There are some programs you can get for your computer that are reminders that let you know every couple of hours to take a quick break to stand up and stretch and check in with your body. Make sure you don’t have what I call “the weight of the world on your shoulders” that feels like its pulling you down. Getting a checkup to find out where your posture is at and chiropractic adjustments is also very beneficial. A two to five minute break every hour is great to combat the compensations your body is going through while you’re in a seated position.
Who is at the greatest risk for hurting their back at work?

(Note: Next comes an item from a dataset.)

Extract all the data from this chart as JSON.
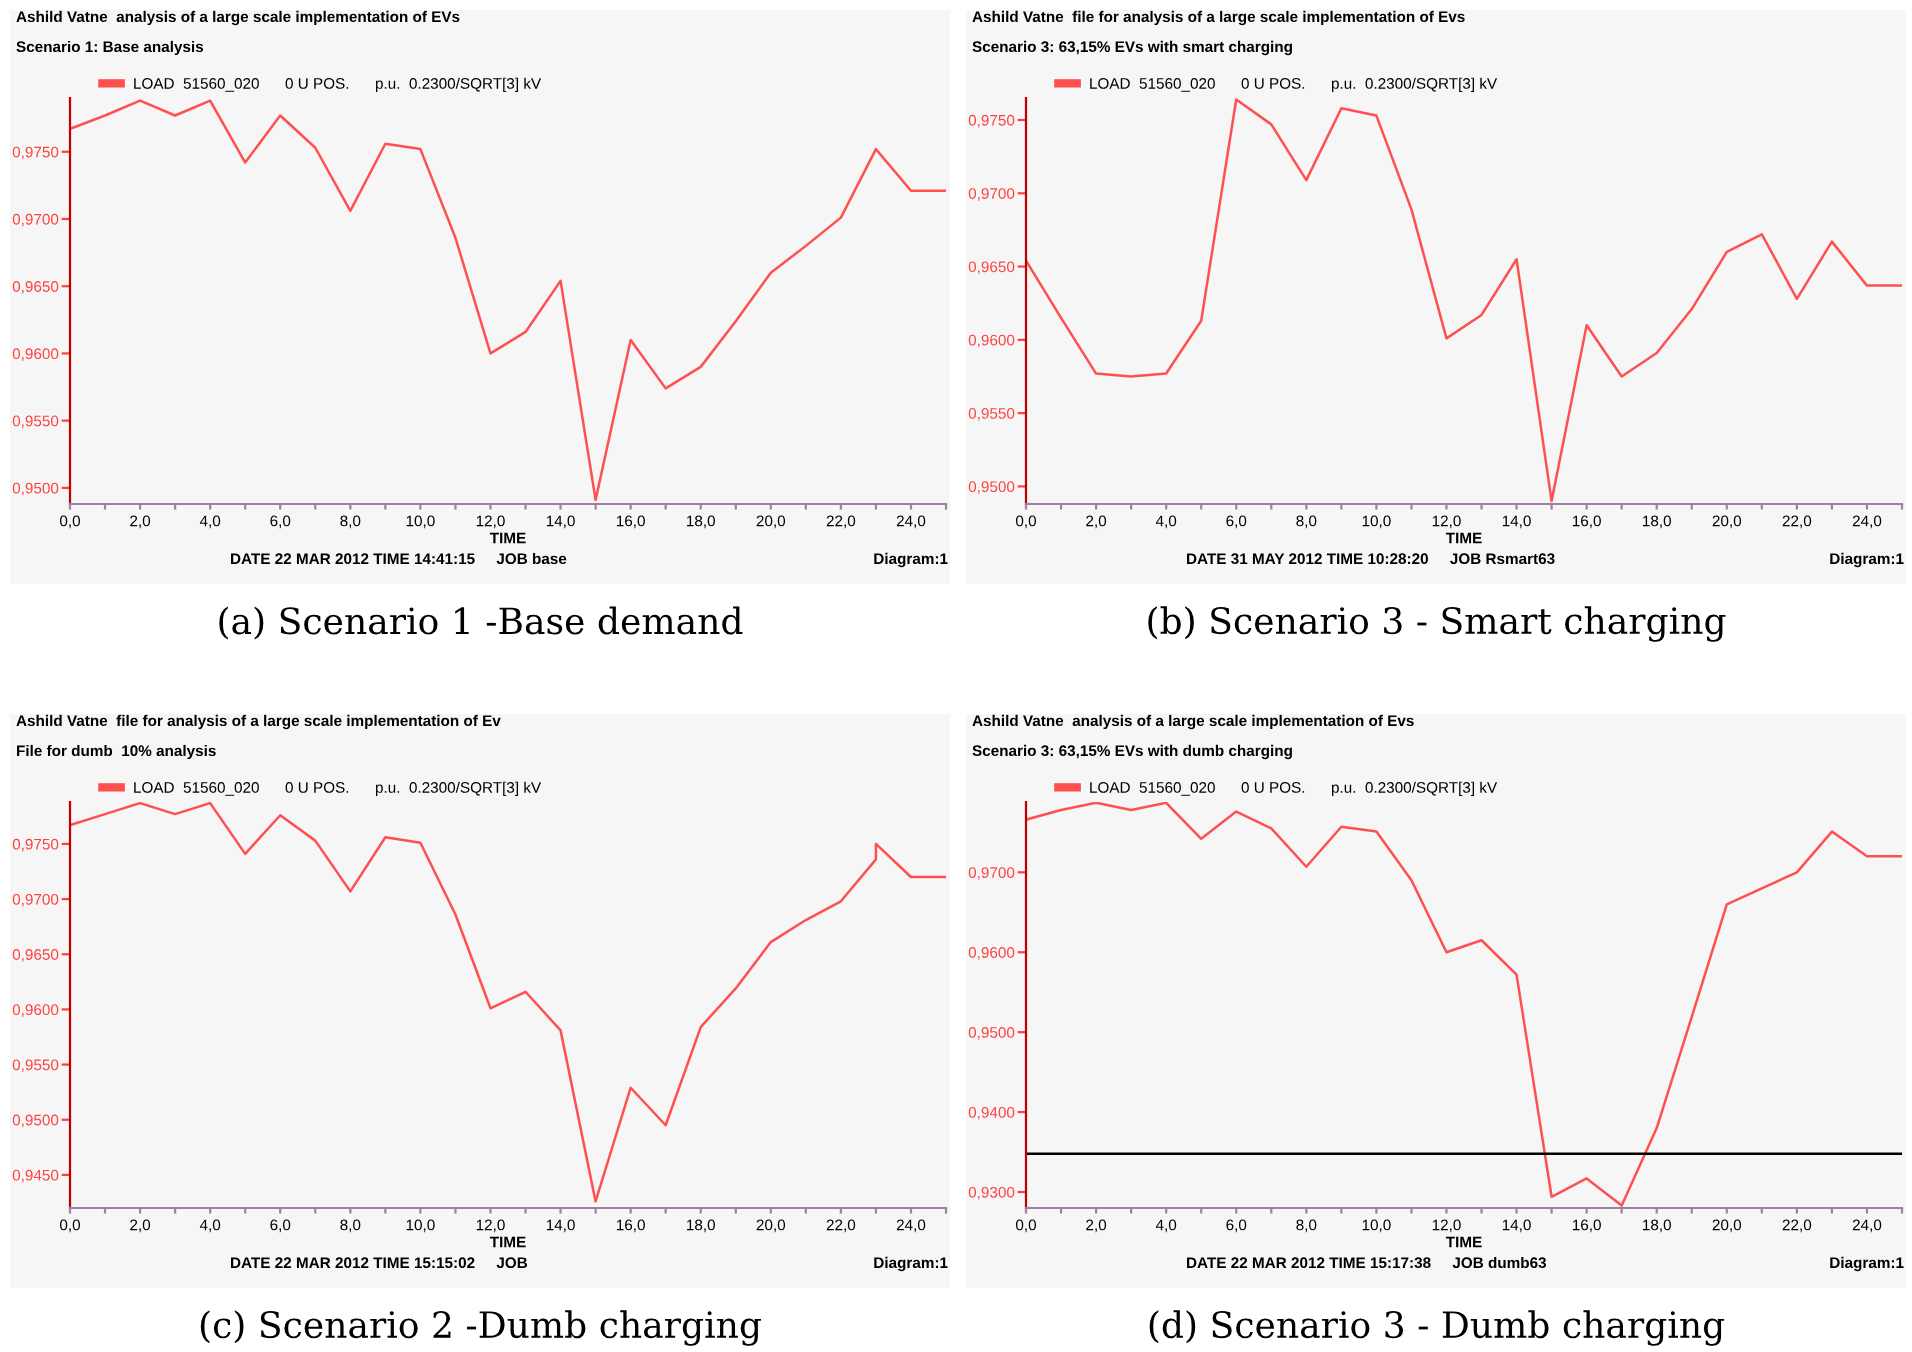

Women with larger breasts who tend to roll their shoulders are the most at risk. Then it comes down to older individuals or people that work long hours or have been working the same job for decades. Younger people tend to be more active and in-tune with their bodies, especially athletes. They tend to know how to counteract the effects of compensation that might be occurring.
Have you found that awareness about back health is different in China as in the US?
I have found that the mindset in China is similar to that of where I grew up in DC in that everyone thinks they need to work 12-15 hours a day just to get ahead. So the problems here are the same as they are in the US and offices have become more aware of their workers’ health needs.
Any other helpful tips?
I’m a firm believer in yoga. I’ve learned many different styles and taken teacher training and along with my treatment I show patients stretches and exercises to take home. I tend to like putting people in charge of their own health. I can only do so much, and patients need to help themselves out. By practicing yoga you’re much more conscious of your posture throughout the whole day.